Series I Bonds, Yes 9.62%

From the Archives of TGIF 2 Minutes (original post May 13, 2022) to reflect my recent purchase of I-Bonds and continued questions received:

“What are I Bonds?” The “I” in I Bonds stands for Inflation, which is why these bonds are so HOT at the moment. (Note: inflation overall is clearly not a good thing; I Bond interest rates may be one of the only things that benefit from skyrocketing inflation.)

You can skip this entire post and simply go to and click on “How to buy Series I” under the column, “Individuals”. The website is written – literally – as if a third grader could understand it. See the * and ** footnotes below.

The “I Bond phenomenon” has heated up in the past eighteen months with the spike in inflation. Their current, high interest rate warrants taking a look.

Inflation is higher in 2022 than it has been in over 40 years – longer than lots of TGIF 2 Minutes readers may have been alive, and certainly longer than lots of readers have been working for, earning and spending “real money”.

“Real money” is what a person really earns after inflation: workers earn a dollar, possibly save part of that dollar, then spend most of what is left over; inflation eats away at the “left over” or saved amount. Meaning less goods and services can be purchased the next month or year. The term “real return” is the investment return after inflation: if an investment earns 10% and inflation is 7%, then the real return is only 3%. Bottom line, today’s high rate of inflation is decreasing the value of workers’ savings and investment returns.

Enter I Bonds. A few fast facts:*

  • I Bonds were first issued in 1998 and are a form of US Savings Bonds.
  • US Savings Bonds are NOT FDIC insured but ARE backed by the full faith and credit of the US government.
  • I Bonds, specifically, are issued with an interest rate that is based on:
  • a fixed rate + an (assigned) inflation rate.**
  • I Bonds have a maturity of 30 years BUT can be sold as little as 12 months after purchase BUT if sold less than 5 years after purchase will forfeit 3 months of interest.
  • Interest is “paid” to the purchaser when the bond is sold or redeemed; interest is earned and compounds semi-annually and is tacked on to the principal value of the bond.
  • Interest is then earned on the new, higher principal value of the bond (which is pretty cool).
  • Here is the hottest fact of all: today’s initial rate on new Series I Savings Bonds is 9.62% through October 2022.

Here are more “small print” facts about I Bonds that are slightly more limiting:

  • A maximum of $10,000 of I Bonds can be purchased per person per year ($20,000 for married couples).
  • Rates are reset every 6 months on May 1st and November 1st.
  • Interest on I Bonds is federally taxable but not taxed at State and local levels. (So, the $962 earned this year is only about $606 to $721 after taxes for higher tax bracket people; although double or more for multi-year purchasers and married couples.)
  • The earnings rates on I Bonds issued as recently as November 2020 and March 2021 were 1.68% and 3.54%, respectively, when inflation was lower.

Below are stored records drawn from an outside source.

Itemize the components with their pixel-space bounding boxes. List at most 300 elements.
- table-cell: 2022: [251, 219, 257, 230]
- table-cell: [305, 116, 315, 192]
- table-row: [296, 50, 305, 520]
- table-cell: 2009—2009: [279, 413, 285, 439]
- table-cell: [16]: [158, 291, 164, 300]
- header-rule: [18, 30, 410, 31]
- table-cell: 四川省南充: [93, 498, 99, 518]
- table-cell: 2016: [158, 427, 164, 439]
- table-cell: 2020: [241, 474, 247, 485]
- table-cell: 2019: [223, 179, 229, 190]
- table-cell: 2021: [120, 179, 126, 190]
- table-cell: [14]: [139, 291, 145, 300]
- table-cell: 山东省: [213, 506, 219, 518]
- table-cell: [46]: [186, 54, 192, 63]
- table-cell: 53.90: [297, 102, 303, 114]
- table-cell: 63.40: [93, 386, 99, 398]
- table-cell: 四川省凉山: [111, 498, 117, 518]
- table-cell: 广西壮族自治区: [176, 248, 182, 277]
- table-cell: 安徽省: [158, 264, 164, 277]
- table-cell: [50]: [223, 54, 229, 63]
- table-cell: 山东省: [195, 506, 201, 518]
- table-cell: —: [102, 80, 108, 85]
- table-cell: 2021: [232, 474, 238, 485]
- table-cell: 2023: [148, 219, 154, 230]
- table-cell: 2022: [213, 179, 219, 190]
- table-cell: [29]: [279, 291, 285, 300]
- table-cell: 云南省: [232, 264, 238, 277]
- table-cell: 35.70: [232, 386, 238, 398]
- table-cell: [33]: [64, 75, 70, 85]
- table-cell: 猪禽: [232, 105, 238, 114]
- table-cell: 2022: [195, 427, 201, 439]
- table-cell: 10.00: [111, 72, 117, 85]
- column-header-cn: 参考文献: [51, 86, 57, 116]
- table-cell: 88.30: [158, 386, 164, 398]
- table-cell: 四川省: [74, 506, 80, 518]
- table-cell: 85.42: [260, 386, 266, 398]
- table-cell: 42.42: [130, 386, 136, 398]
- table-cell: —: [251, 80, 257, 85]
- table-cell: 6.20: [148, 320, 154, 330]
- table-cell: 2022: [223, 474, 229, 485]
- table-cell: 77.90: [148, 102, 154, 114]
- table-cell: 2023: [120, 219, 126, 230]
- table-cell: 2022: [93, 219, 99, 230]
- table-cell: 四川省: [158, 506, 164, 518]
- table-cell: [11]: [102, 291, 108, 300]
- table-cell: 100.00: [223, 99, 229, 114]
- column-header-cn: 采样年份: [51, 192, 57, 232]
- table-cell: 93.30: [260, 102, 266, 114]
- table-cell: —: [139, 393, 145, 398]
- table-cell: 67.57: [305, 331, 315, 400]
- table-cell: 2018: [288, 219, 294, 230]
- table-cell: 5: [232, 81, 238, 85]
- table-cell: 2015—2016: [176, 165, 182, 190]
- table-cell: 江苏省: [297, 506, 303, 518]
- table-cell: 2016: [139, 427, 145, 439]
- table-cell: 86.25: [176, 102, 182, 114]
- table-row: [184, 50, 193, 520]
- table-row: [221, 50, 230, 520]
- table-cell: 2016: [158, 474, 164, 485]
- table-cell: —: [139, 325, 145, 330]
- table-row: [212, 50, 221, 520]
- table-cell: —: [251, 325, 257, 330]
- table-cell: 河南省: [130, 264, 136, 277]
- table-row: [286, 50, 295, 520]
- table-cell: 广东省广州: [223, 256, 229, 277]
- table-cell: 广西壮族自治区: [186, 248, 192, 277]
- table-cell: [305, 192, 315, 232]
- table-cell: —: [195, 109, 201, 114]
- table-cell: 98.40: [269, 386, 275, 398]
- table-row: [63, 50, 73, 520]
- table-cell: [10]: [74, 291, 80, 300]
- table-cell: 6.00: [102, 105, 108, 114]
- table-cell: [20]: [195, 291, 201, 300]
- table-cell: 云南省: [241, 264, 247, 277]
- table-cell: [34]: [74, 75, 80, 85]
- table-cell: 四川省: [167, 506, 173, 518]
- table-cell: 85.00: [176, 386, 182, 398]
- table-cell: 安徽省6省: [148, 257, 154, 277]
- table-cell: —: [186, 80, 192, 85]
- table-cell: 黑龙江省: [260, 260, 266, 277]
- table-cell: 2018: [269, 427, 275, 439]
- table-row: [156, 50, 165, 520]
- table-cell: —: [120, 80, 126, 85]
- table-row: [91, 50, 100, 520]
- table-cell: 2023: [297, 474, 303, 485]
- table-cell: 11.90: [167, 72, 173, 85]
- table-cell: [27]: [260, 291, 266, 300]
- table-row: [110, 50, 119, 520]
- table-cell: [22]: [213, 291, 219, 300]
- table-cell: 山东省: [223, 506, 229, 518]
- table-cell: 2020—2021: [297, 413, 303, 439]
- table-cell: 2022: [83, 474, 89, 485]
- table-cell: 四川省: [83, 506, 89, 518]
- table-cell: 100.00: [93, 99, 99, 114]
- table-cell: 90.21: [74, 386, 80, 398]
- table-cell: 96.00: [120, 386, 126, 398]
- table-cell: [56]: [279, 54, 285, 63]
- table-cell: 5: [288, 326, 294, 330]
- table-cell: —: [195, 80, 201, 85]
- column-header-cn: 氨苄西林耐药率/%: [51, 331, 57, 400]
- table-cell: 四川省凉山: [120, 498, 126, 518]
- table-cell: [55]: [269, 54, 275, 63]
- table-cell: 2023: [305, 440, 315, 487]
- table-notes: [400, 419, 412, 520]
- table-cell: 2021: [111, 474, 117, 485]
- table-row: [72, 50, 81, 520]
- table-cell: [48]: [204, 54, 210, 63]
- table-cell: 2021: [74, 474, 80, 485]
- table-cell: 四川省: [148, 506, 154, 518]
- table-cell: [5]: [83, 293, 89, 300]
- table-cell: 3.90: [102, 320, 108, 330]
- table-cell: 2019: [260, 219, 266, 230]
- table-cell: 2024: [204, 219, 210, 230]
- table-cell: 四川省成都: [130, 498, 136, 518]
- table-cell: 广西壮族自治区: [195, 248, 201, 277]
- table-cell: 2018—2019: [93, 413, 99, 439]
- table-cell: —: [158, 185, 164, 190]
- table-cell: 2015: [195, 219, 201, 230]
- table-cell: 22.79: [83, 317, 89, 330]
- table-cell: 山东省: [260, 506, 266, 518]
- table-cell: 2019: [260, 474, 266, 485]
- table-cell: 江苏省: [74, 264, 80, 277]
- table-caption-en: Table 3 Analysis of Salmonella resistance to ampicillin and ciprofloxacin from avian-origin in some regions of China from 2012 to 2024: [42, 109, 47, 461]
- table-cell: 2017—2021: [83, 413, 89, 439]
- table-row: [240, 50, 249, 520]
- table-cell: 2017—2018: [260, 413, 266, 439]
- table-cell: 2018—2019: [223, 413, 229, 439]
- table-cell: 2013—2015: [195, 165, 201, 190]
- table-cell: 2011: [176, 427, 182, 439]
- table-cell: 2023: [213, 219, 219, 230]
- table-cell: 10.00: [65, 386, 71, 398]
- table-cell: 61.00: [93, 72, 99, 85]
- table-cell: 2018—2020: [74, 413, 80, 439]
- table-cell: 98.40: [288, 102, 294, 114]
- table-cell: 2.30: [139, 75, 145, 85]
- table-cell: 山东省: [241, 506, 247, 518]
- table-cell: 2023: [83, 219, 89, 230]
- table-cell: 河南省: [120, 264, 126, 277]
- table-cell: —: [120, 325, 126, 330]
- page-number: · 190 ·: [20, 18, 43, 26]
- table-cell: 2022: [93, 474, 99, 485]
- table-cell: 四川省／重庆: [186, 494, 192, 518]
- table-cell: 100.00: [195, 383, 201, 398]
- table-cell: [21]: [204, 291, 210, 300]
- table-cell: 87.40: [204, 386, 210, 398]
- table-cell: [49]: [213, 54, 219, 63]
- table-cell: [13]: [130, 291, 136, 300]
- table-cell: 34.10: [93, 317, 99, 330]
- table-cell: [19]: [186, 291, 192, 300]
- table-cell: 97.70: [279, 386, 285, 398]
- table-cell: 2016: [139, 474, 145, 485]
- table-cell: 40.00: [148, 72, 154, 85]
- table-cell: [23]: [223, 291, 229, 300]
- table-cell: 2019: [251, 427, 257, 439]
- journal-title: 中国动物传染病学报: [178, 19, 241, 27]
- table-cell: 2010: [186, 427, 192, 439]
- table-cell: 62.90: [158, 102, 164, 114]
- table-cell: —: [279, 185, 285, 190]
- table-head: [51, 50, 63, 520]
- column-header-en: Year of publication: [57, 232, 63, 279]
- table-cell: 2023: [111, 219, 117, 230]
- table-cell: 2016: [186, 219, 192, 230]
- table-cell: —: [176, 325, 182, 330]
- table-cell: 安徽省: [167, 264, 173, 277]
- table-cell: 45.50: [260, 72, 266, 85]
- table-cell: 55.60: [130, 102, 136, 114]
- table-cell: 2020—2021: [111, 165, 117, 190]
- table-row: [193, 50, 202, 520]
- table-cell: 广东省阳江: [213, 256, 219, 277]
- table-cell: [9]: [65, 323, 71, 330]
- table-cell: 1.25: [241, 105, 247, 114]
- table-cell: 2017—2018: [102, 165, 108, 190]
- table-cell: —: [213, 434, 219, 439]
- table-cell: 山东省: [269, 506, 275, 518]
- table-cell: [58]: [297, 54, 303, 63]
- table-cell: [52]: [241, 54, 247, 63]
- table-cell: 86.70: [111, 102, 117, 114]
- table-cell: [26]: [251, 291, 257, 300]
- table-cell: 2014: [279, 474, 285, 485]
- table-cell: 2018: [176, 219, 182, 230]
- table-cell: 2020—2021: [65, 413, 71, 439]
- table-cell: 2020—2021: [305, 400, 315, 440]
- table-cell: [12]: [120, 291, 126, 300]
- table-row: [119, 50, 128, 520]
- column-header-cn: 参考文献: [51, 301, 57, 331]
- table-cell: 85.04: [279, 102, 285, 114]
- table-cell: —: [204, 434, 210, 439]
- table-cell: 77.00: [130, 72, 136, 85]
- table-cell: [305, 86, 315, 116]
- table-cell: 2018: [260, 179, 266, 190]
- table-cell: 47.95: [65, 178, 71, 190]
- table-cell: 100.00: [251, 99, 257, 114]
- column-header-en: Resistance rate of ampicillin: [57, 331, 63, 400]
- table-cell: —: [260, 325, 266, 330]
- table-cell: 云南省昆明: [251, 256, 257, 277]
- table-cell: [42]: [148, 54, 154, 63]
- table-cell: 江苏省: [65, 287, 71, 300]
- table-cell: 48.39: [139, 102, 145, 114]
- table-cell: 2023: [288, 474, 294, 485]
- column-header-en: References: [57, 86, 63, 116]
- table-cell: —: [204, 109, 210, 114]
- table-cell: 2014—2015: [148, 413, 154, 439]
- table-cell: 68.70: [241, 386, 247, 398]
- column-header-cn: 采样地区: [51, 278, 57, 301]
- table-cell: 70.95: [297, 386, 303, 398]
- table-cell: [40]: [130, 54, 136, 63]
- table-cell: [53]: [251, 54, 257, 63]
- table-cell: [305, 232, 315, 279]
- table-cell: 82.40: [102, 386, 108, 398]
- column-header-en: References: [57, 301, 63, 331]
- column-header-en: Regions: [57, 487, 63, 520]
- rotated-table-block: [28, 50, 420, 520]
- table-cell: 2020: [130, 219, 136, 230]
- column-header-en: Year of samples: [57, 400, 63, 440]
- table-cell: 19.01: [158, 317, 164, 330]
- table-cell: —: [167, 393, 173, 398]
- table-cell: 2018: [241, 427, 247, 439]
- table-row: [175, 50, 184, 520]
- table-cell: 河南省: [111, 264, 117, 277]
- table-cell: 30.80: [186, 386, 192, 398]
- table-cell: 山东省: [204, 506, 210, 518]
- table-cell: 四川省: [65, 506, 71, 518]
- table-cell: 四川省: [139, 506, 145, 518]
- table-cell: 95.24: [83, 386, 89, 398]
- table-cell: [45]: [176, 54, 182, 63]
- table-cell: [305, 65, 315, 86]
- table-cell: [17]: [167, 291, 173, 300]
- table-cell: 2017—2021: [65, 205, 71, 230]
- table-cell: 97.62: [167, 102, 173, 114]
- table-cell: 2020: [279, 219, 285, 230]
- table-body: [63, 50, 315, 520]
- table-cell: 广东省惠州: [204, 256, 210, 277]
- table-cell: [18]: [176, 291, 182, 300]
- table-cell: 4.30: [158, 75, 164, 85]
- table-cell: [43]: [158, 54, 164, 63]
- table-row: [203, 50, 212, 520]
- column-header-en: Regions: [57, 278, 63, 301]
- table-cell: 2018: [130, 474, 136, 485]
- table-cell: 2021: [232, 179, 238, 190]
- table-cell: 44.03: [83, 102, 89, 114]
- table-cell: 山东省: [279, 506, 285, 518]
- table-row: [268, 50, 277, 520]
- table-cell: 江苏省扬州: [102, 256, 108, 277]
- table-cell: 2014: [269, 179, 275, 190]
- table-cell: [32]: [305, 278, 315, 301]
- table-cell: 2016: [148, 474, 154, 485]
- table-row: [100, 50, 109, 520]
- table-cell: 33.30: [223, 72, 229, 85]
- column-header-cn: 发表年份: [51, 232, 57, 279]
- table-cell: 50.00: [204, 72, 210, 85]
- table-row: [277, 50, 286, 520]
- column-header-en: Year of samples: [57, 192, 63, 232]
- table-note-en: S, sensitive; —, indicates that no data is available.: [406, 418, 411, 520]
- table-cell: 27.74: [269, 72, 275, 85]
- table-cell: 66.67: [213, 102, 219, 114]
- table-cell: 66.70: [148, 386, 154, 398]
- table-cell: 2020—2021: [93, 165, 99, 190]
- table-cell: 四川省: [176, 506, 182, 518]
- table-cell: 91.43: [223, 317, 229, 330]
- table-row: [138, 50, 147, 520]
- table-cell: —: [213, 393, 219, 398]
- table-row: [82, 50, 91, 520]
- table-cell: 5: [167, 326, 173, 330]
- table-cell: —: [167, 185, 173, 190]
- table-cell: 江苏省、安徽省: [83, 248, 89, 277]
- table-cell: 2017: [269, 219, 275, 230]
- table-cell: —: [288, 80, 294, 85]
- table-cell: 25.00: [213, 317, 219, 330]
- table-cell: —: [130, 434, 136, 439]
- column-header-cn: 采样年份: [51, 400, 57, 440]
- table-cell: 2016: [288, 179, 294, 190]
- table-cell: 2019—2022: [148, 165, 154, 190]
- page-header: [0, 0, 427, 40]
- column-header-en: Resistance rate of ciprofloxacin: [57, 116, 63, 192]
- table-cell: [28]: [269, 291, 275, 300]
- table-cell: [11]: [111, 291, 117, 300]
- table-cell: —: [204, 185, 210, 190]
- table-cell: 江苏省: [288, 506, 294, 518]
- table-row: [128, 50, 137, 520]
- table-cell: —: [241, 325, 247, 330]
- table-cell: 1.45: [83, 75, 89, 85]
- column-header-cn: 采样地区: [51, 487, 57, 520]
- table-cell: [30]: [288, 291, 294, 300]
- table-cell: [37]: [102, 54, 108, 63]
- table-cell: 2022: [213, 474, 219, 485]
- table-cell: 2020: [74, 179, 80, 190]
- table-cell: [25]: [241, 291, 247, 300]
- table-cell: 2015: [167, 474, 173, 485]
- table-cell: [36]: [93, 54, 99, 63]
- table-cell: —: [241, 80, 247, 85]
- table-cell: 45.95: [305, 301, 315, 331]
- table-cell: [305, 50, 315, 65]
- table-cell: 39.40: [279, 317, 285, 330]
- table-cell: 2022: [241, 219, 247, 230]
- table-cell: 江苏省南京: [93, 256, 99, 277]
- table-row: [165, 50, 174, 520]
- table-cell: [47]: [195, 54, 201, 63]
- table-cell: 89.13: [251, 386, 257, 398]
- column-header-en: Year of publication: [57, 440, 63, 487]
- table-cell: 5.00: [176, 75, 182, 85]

After taxes, not a lot!
  • I Bonds cannot be purchased through a broker or in IRA accounts.
  • I Bonds must be purchased directly from the US Treasury either online by opening an account through OR by somehow buying “paper bonds” through the US Treasury (max purchase drops to $5,000).

The “I Bond phenomenon” has heated up in the past eighteen months with the spike in inflation. Their current, high interest rate warrants taking a look.


**the “inflation rate” used in calculating I Bonds is not the actual rate of inflation but can roughly correlate with the published rate of inflation.